Speaker Diarization: From Traditional Methods to the Modern Models

Speaker Diarization, the task of answering “Who spoken when?” - is an crucial component in many speech processing systems. From meeting transcription to customer service call analysis, diarization allows to segment signal by speakers, making down-stream tasks like speech-to-text, emotion analysis, or intent identification much more effective. The figure 1 below shows the speaker diarization results from my developed model on a youtube audio.
Fig 1: The diarization results from my developed model
Fig 1: The diarization results from my developed model
In this blog, I’ll introduce the core concepts of speaker diarization, discover both traditional and end-to-end methods, and highligth one of the latest innovations in the field: Sortformer model.

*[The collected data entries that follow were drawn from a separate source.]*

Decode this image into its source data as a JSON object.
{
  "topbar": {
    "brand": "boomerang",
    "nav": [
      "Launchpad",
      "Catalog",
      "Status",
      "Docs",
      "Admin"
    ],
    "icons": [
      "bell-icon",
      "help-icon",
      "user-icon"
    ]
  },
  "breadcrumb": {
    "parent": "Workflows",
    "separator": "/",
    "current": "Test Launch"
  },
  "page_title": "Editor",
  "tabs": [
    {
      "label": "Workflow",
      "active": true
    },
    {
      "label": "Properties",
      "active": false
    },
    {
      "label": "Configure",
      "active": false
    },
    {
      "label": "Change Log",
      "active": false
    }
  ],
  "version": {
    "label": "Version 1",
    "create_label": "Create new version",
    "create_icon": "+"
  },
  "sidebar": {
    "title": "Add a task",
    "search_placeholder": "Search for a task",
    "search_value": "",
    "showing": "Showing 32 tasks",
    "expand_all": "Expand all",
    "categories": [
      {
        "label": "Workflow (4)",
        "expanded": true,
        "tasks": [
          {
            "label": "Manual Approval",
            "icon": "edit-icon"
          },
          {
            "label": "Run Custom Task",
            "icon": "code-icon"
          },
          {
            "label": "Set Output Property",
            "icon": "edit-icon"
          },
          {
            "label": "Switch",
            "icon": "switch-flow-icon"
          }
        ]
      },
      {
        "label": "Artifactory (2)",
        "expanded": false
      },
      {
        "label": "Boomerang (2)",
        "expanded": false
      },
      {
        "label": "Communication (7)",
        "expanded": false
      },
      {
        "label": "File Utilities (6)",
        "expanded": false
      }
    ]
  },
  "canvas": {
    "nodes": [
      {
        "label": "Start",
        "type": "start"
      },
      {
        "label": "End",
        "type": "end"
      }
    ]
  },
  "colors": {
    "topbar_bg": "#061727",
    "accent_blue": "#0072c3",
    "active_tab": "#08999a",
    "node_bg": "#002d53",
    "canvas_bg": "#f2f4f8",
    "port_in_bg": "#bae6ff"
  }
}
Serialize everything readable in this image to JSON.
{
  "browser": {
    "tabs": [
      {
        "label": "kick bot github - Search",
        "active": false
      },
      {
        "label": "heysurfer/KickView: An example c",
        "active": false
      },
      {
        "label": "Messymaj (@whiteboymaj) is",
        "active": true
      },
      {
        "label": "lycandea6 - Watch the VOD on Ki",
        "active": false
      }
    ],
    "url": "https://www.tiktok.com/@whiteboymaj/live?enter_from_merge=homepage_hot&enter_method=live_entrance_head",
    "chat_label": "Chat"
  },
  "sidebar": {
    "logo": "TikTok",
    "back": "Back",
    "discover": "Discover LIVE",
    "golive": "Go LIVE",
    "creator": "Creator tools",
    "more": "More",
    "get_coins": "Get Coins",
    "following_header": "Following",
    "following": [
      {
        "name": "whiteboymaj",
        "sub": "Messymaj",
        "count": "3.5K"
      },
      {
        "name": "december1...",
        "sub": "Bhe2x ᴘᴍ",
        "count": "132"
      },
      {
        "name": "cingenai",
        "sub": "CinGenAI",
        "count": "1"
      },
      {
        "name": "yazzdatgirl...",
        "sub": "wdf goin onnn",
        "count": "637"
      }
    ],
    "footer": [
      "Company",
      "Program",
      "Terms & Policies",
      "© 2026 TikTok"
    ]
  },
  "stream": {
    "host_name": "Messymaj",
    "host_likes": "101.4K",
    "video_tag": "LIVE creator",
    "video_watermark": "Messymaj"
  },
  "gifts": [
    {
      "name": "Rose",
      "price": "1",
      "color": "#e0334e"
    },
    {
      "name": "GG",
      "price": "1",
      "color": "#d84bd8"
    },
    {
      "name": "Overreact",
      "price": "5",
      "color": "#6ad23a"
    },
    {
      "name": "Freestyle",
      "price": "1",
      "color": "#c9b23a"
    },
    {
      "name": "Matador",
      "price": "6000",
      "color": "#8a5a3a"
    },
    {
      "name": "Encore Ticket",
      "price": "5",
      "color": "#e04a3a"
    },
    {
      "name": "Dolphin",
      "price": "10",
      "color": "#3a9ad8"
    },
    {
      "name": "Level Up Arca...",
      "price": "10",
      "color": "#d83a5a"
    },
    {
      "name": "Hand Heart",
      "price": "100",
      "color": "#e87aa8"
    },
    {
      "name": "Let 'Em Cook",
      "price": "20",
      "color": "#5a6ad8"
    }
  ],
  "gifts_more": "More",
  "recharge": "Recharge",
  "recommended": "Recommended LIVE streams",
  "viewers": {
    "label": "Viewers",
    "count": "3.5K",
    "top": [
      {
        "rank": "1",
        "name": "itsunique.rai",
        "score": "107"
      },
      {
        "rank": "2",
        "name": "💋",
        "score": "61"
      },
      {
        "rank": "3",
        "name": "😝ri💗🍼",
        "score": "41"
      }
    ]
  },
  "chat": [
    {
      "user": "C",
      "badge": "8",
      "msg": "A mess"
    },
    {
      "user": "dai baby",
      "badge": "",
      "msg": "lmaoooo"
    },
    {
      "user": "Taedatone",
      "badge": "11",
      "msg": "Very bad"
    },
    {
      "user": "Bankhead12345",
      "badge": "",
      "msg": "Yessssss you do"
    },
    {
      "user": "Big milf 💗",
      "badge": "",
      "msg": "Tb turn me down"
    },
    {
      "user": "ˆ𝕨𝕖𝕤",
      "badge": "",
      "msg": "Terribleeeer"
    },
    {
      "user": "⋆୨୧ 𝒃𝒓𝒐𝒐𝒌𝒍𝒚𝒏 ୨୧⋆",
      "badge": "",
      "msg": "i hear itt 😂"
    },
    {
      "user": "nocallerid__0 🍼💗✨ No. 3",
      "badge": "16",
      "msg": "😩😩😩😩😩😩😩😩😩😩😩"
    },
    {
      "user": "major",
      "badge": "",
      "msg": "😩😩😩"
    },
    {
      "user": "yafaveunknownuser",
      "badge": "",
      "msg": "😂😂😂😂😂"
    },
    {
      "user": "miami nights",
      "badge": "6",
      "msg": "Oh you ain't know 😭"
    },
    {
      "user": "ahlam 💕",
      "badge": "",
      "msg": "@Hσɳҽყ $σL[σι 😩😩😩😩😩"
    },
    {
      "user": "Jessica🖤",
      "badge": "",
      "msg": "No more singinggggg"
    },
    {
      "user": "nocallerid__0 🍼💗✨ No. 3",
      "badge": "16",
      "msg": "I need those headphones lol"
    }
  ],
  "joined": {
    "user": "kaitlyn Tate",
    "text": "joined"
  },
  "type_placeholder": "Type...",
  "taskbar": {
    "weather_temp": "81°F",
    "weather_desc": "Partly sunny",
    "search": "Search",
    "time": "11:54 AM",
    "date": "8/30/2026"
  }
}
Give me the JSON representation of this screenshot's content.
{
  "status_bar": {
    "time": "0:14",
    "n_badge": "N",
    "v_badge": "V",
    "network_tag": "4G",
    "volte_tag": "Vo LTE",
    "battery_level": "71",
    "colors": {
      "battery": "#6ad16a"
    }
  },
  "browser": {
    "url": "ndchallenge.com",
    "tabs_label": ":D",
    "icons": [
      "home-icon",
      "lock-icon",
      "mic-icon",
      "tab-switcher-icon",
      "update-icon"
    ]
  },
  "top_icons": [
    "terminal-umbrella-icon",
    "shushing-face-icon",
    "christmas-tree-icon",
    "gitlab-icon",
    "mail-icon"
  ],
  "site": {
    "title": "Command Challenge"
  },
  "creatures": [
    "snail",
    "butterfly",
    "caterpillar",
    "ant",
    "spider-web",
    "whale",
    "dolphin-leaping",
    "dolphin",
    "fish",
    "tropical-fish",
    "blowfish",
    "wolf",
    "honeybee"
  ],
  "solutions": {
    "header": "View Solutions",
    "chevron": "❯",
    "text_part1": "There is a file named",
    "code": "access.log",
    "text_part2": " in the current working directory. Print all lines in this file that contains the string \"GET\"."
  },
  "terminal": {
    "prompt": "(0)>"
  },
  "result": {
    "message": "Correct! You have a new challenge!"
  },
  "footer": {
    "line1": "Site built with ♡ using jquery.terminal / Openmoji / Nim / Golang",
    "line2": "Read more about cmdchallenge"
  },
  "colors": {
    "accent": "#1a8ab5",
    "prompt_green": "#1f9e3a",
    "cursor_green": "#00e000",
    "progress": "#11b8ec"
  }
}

Whether you’re just getting started or looking to catch up recent innovations, this blog aims give you a comprehensive overview.

Table of Contents

  • Traditional Methods
  • End-to-End Models
  • New Breakthroughs in Diarization
  • Conclusion

1. Traditional Methods

Fig 2: Traditional Speaker Diarization Pipeline
Fig 2: Traditional Speaker Diarization Pipeline
Traditional diarization systems often rely on modular pipelines, combining speaker embeddings (like i-vectors) with clustering algorithms such as Agglomerative Hierarchical Clustering (AHC). While effective, these systems require careful tuning and may struggle with overlapping speech. Those consist of many independent submodules that are optimized individually, namely being:

  • Speech Detection and Segmentation: This step detects which regions of the audio contain speech and which are silent or contain noise, then splits the speech into chunks. It usually uses energy-based thresholds, voice activity detectors (VAD), or neural classifiers to separate speech from non-speech regions. Accurate VAD is critical because missed speech or false positives directly affect downstream segmentation and labeling. One of the most popular VAD algorithms is WebRTC VAD, which uses a combination of energy and spectral features to detect speech.
  • Speech Embedding: A neural network pre-trained on speaker recognition is used to derive a high-level representation of the speech segments. Those embeddings are vector representations that summarize the voice characteristics (a.k.a voice print). Early systems used MFCC (Mel-frequency cepstral coefficients), but more modern pipelines use i-vectors or x-vectors, which are compact representations capturing speaker identity.
  • Speaker Clustering: After extracting segment embeddings, we need to cluster the speech embeddings with a clustering algorithm (for example K-Means or spectral clustering). The clustering produces our desired diarization results, which consists of identifying the number of unique speakers (derived from the number of unique clusters) and assigning a speaker label to each embedding (or speech segment).

2. End To End Method

End-to-end (E2E) diarization models aim to integrate the entire diarization process into a single neural network architecture, reducing the need for modular tuning and improving generalization. It usually inclues core crchitecture features such as:

  • Joint Learning: E2E models are trained to jointly optimize speech segmentation, speaker embedding extraction, and speaker assignment within one framework.
  • Neural Encoders: Use convolutional neural networks (CNNs), recurrent neural networks (RNNs), or transformers to extract rich time-series representations from audio inputs.
  • Attention Mechanisms: Incorporate self-attention layers to capture long-range dependencies across audio sequences, which is especially useful in handling speaker changes and overlapping speech.
  • Loss Functions: Design specialized loss functions (e.g., permutation-invariant training) that help the model learn speaker assignments without being confused by label permutations.

2.1 Pyannote Audio

Fig 3: Pyannote Audio Framework
Fig 3: Pyannote Audio Framework

2.2 Multi-Scale Diarization Nemo
Speaker diarization faces a trade-off between accurately capturing speaker traits (which needs long audio segments) and achieving fine temporal resolution (which requires short segments). Traditional single-scale methods balance these but still leave gaps in accuracy, especially for short speaker turns common in conversation. To address this, a multi-scale approach is proposed, where speaker features are extracted at multiple segment lengths and combined using a multi-scale diarization decoder (MSDD). MSDD dynamically assigns weights to each scale using a CNN-based mechanism, improving diarization accuracy by balancing temporal precision and speaker representation quality.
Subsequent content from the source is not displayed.